The costly failure by California’s Department of Corrections and Rehabilitation—$1 billion for all prisoner and parolee drug treatment programs since 1989, and $278 million of that for in-prison programs—was reported by the Office of the Inspector General (2007):

“According to the Department of Corrections and Rehabilitation, more than 36,000 of the state’s 172,500 inmates—21 percent of the adult prison population—are serving prison terms for drug offenses. An even higher percentage reportedly has underlying substance abuse problems. A recent University of California study estimated that 42 percent of California inmates have a “high need” for alcohol treatment and 56 percent have a high need for drug treatment. Recidivism rates for California inmates in general continue to be among the highest in the country.

"In a 50-page special review released Wednesday, the Office of the Inspector General reported that numerous university studies of the state’s in-prison substance abuse programs conducted over the past nine years consistently show no difference in recidivism rates between inmates who participated in the programs and those who received no substance abuse treatment. One five-year University of California, Los Angeles, study of the state’s two largest in-prison programs found, in fact, that the 12-month recidivism rates for inmates who received in-prison treatment was slightly higher than that of a control group." (Office of the Inspector General, Sacramento, California, February 21, 2007 Press Release “The states substance abuse treatment program for inmates do not reduce recidivism, yet cost the state $143 million per year” , pp. 1-2 italicized in original)

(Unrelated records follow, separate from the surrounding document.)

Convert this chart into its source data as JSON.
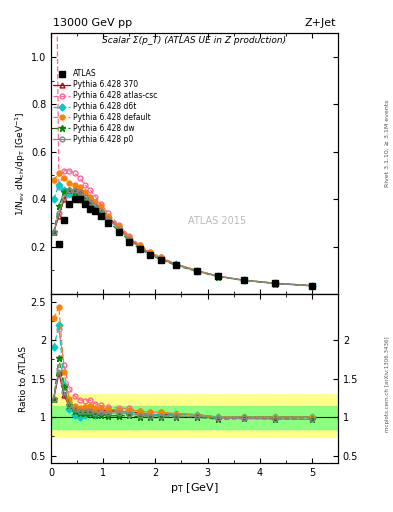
{
  "title_top": "13000 GeV pp",
  "title_right": "Z+Jet",
  "main_title": "Scalar Σ(p_T) (ATLAS UE in Z production)",
  "right_label": "Rivet 3.1.10, ≥ 3.1M events",
  "arxiv_label": "mcplots.cern.ch [arXiv:1306.3436]",
  "watermark": "ATLAS 2015",
  "atlas_x": [
    0.15,
    0.25,
    0.35,
    0.45,
    0.55,
    0.65,
    0.75,
    0.85,
    0.95,
    1.1,
    1.3,
    1.5,
    1.7,
    1.9,
    2.1,
    2.4,
    2.8,
    3.2,
    3.7,
    4.3,
    5.0
  ],
  "atlas_y": [
    0.21,
    0.31,
    0.38,
    0.4,
    0.4,
    0.38,
    0.36,
    0.35,
    0.33,
    0.3,
    0.26,
    0.22,
    0.19,
    0.165,
    0.145,
    0.12,
    0.095,
    0.075,
    0.058,
    0.045,
    0.035
  ],
  "p370_x": [
    0.05,
    0.15,
    0.25,
    0.35,
    0.45,
    0.55,
    0.65,
    0.75,
    0.85,
    0.95,
    1.1,
    1.3,
    1.5,
    1.7,
    1.9,
    2.1,
    2.4,
    2.8,
    3.2,
    3.7,
    4.3,
    5.0
  ],
  "p370_y": [
    0.26,
    0.33,
    0.4,
    0.43,
    0.44,
    0.44,
    0.43,
    0.4,
    0.38,
    0.36,
    0.325,
    0.28,
    0.235,
    0.2,
    0.17,
    0.15,
    0.125,
    0.098,
    0.075,
    0.058,
    0.045,
    0.035
  ],
  "csc_x": [
    0.05,
    0.15,
    0.25,
    0.35,
    0.45,
    0.55,
    0.65,
    0.75,
    0.85,
    0.95,
    1.1,
    1.3,
    1.5,
    1.7,
    1.9,
    2.1,
    2.4,
    2.8,
    3.2,
    3.7,
    4.3,
    5.0
  ],
  "csc_y": [
    2.5,
    0.45,
    0.52,
    0.52,
    0.51,
    0.49,
    0.46,
    0.44,
    0.41,
    0.38,
    0.34,
    0.29,
    0.245,
    0.205,
    0.175,
    0.155,
    0.125,
    0.098,
    0.075,
    0.058,
    0.045,
    0.035
  ],
  "d6t_x": [
    0.05,
    0.15,
    0.25,
    0.35,
    0.45,
    0.55,
    0.65,
    0.75,
    0.85,
    0.95,
    1.1,
    1.3,
    1.5,
    1.7,
    1.9,
    2.1,
    2.4,
    2.8,
    3.2,
    3.7,
    4.3,
    5.0
  ],
  "d6t_y": [
    0.4,
    0.46,
    0.44,
    0.42,
    0.41,
    0.4,
    0.39,
    0.38,
    0.36,
    0.35,
    0.32,
    0.28,
    0.235,
    0.2,
    0.17,
    0.15,
    0.125,
    0.098,
    0.075,
    0.058,
    0.045,
    0.035
  ],
  "default_x": [
    0.05,
    0.15,
    0.25,
    0.35,
    0.45,
    0.55,
    0.65,
    0.75,
    0.85,
    0.95,
    1.1,
    1.3,
    1.5,
    1.7,
    1.9,
    2.1,
    2.4,
    2.8,
    3.2,
    3.7,
    4.3,
    5.0
  ],
  "default_y": [
    0.48,
    0.51,
    0.49,
    0.47,
    0.46,
    0.45,
    0.43,
    0.41,
    0.39,
    0.37,
    0.33,
    0.285,
    0.24,
    0.205,
    0.175,
    0.155,
    0.125,
    0.098,
    0.075,
    0.058,
    0.045,
    0.035
  ],
  "dw_x": [
    0.05,
    0.15,
    0.25,
    0.35,
    0.45,
    0.55,
    0.65,
    0.75,
    0.85,
    0.95,
    1.1,
    1.3,
    1.5,
    1.7,
    1.9,
    2.1,
    2.4,
    2.8,
    3.2,
    3.7,
    4.3,
    5.0
  ],
  "dw_y": [
    0.26,
    0.37,
    0.43,
    0.44,
    0.43,
    0.42,
    0.4,
    0.38,
    0.36,
    0.34,
    0.305,
    0.265,
    0.225,
    0.19,
    0.165,
    0.145,
    0.12,
    0.095,
    0.073,
    0.057,
    0.044,
    0.034
  ],
  "p0_x": [
    0.05,
    0.15,
    0.25,
    0.35,
    0.45,
    0.55,
    0.65,
    0.75,
    0.85,
    0.95,
    1.1,
    1.3,
    1.5,
    1.7,
    1.9,
    2.1,
    2.4,
    2.8,
    3.2,
    3.7,
    4.3,
    5.0
  ],
  "p0_y": [
    0.26,
    0.34,
    0.41,
    0.44,
    0.44,
    0.43,
    0.41,
    0.39,
    0.37,
    0.35,
    0.315,
    0.275,
    0.23,
    0.195,
    0.168,
    0.148,
    0.122,
    0.096,
    0.074,
    0.057,
    0.044,
    0.034
  ],
  "colors": {
    "atlas": "#000000",
    "p370": "#c00000",
    "csc": "#ff6699",
    "d6t": "#00cccc",
    "default": "#ff8000",
    "dw": "#008800",
    "p0": "#888888"
  },
  "ylim_main": [
    0.0,
    1.1
  ],
  "ylim_ratio": [
    0.4,
    2.6
  ],
  "xlim": [
    0.0,
    5.5
  ],
  "band_yellow_lo": 0.75,
  "band_yellow_hi": 1.3,
  "band_green_lo": 0.85,
  "band_green_hi": 1.15
}
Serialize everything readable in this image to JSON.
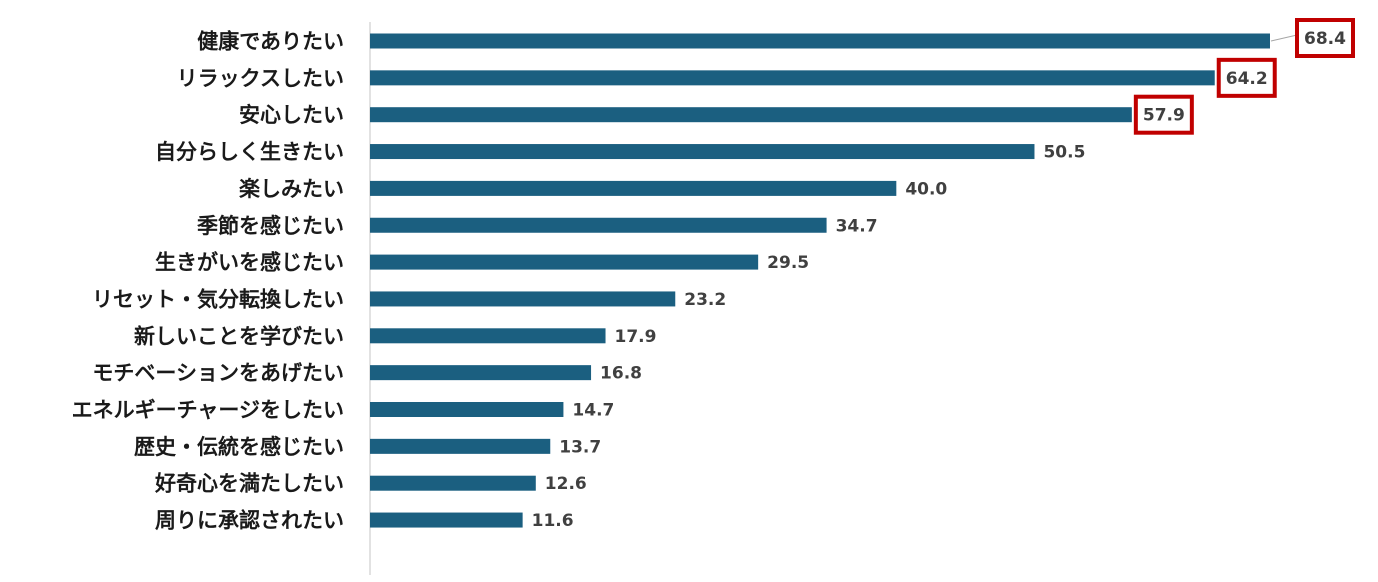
{
  "chart_data": {
    "type": "bar",
    "orientation": "horizontal",
    "categories": [
      "健康でありたい",
      "リラックスしたい",
      "安心したい",
      "自分らしく生きたい",
      "楽しみたい",
      "季節を感じたい",
      "生きがいを感じたい",
      "リセット・気分転換したい",
      "新しいことを学びたい",
      "モチベーションをあげたい",
      "エネルギーチャージをしたい",
      "歴史・伝統を感じたい",
      "好奇心を満たしたい",
      "周りに承認されたい"
    ],
    "values": [
      68.4,
      64.2,
      57.9,
      50.5,
      40.0,
      34.7,
      29.5,
      23.2,
      17.9,
      16.8,
      14.7,
      13.7,
      12.6,
      11.6
    ],
    "value_labels": [
      "68.4",
      "64.2",
      "57.9",
      "50.5",
      "40.0",
      "34.7",
      "29.5",
      "23.2",
      "17.9",
      "16.8",
      "14.7",
      "13.7",
      "12.6",
      "11.6"
    ],
    "highlighted": [
      0,
      1,
      2
    ],
    "title": "",
    "xlabel": "",
    "ylabel": "",
    "xlim": [
      0,
      70
    ],
    "grid": false,
    "legend": "none",
    "colors": {
      "bar": "#1b5f80",
      "highlight_box": "#c00000",
      "axis": "#d9d9d9",
      "value_text": "#404040",
      "category_text": "#1a1a1a"
    }
  }
}
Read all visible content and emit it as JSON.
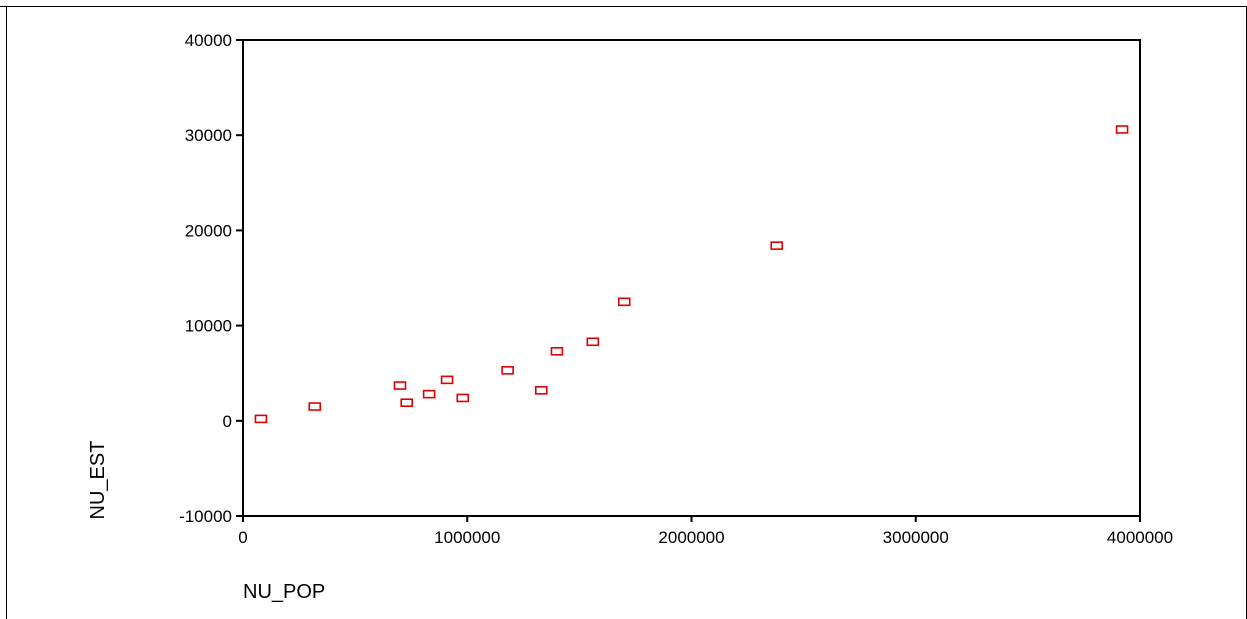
{
  "chart_data": {
    "type": "scatter",
    "title": "",
    "xlabel": "NU_POP",
    "ylabel": "NU_EST",
    "xlim": [
      0,
      4000000
    ],
    "ylim": [
      -10000,
      40000
    ],
    "x_ticks": [
      0,
      1000000,
      2000000,
      3000000,
      4000000
    ],
    "x_tick_labels": [
      "0",
      "1000000",
      "2000000",
      "3000000",
      "4000000"
    ],
    "y_ticks": [
      -10000,
      0,
      10000,
      20000,
      30000,
      40000
    ],
    "y_tick_labels": [
      "-10000",
      "0",
      "10000",
      "20000",
      "30000",
      "40000"
    ],
    "grid": false,
    "marker": "open-square",
    "marker_color": "#e00000",
    "points": [
      {
        "x": 80000,
        "y": 200
      },
      {
        "x": 320000,
        "y": 1500
      },
      {
        "x": 700000,
        "y": 3700
      },
      {
        "x": 730000,
        "y": 1900
      },
      {
        "x": 830000,
        "y": 2800
      },
      {
        "x": 910000,
        "y": 4300
      },
      {
        "x": 980000,
        "y": 2400
      },
      {
        "x": 1180000,
        "y": 5300
      },
      {
        "x": 1330000,
        "y": 3200
      },
      {
        "x": 1400000,
        "y": 7300
      },
      {
        "x": 1560000,
        "y": 8300
      },
      {
        "x": 1700000,
        "y": 12500
      },
      {
        "x": 2380000,
        "y": 18400
      },
      {
        "x": 3920000,
        "y": 30600
      }
    ]
  }
}
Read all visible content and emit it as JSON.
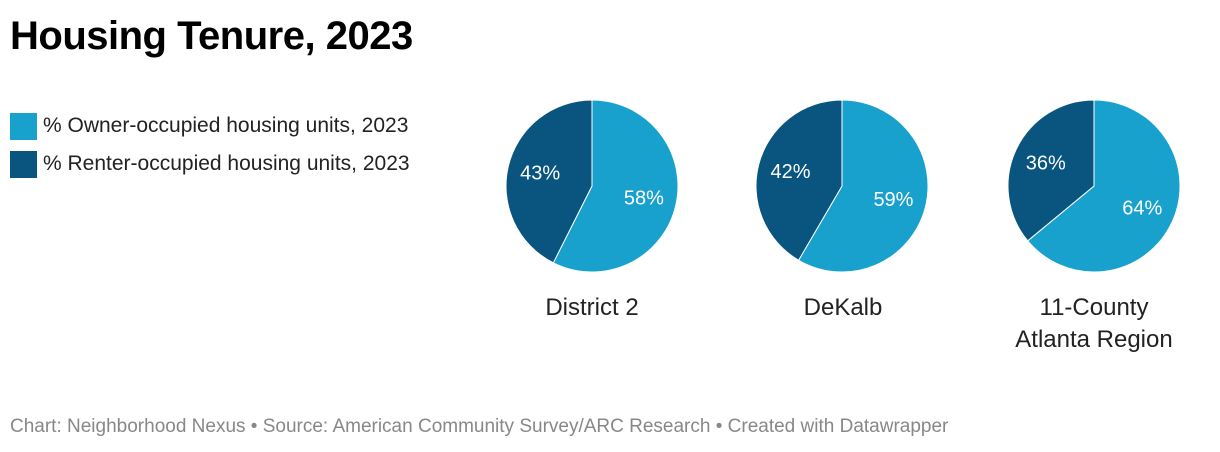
{
  "title": "Housing Tenure, 2023",
  "legend": [
    {
      "label": "% Owner-occupied housing units, 2023",
      "color": "#18a1cd"
    },
    {
      "label": "% Renter-occupied housing units, 2023",
      "color": "#09557f"
    }
  ],
  "chart_data": {
    "type": "pie",
    "title": "Housing Tenure, 2023",
    "series_names": [
      "% Owner-occupied housing units, 2023",
      "% Renter-occupied housing units, 2023"
    ],
    "pies": [
      {
        "name": "District 2",
        "owner": 58,
        "renter": 43,
        "owner_label": "58%",
        "renter_label": "43%"
      },
      {
        "name": "DeKalb",
        "owner": 59,
        "renter": 42,
        "owner_label": "59%",
        "renter_label": "42%"
      },
      {
        "name": "11-County Atlanta Region",
        "owner": 64,
        "renter": 36,
        "owner_label": "64%",
        "renter_label": "36%"
      }
    ]
  },
  "labels": {
    "pie1": "District 2",
    "pie2": "DeKalb",
    "pie3_line1": "11-County",
    "pie3_line2": "Atlanta Region"
  },
  "footer": "Chart: Neighborhood Nexus • Source: American Community Survey/ARC Research • Created with Datawrapper"
}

An excerpt from the Bee article.

“California prison officials began touting a new public safety reform in January that would encourage inmates to complete a rehabilitation course and earn six weeks per year off a sentence.

“Inside Folsom State Prison, though, inmates and instructors leading such courses are skeptical it will work.

“In reality, they say, budget cuts approved by legislators last year, needed to cope with an unprecedented fiscal crisis, are devastating programs that are the basis for the new credit and for helping inmates stay straight once free.

“The Department of Corrections and Rehabilitation is slashing $250 million – almost 45 percent – of the $560 million it was to spend on rehabilitation this fiscal year.

“That means a 30 percent trim in high school equivalency and other literacy and vocational courses – 800 out of 1,500 instructors have been let go – and a 40 percent cut in substance-abuse programs.

"I just hope someone up there has a brain and can see what the impact of this will be," said Folsom State Prison school Principal Jean Bracy.

"You cannot take people and throw them in a cage," she said, "and expect them to be OK when they get out without rehabilitation."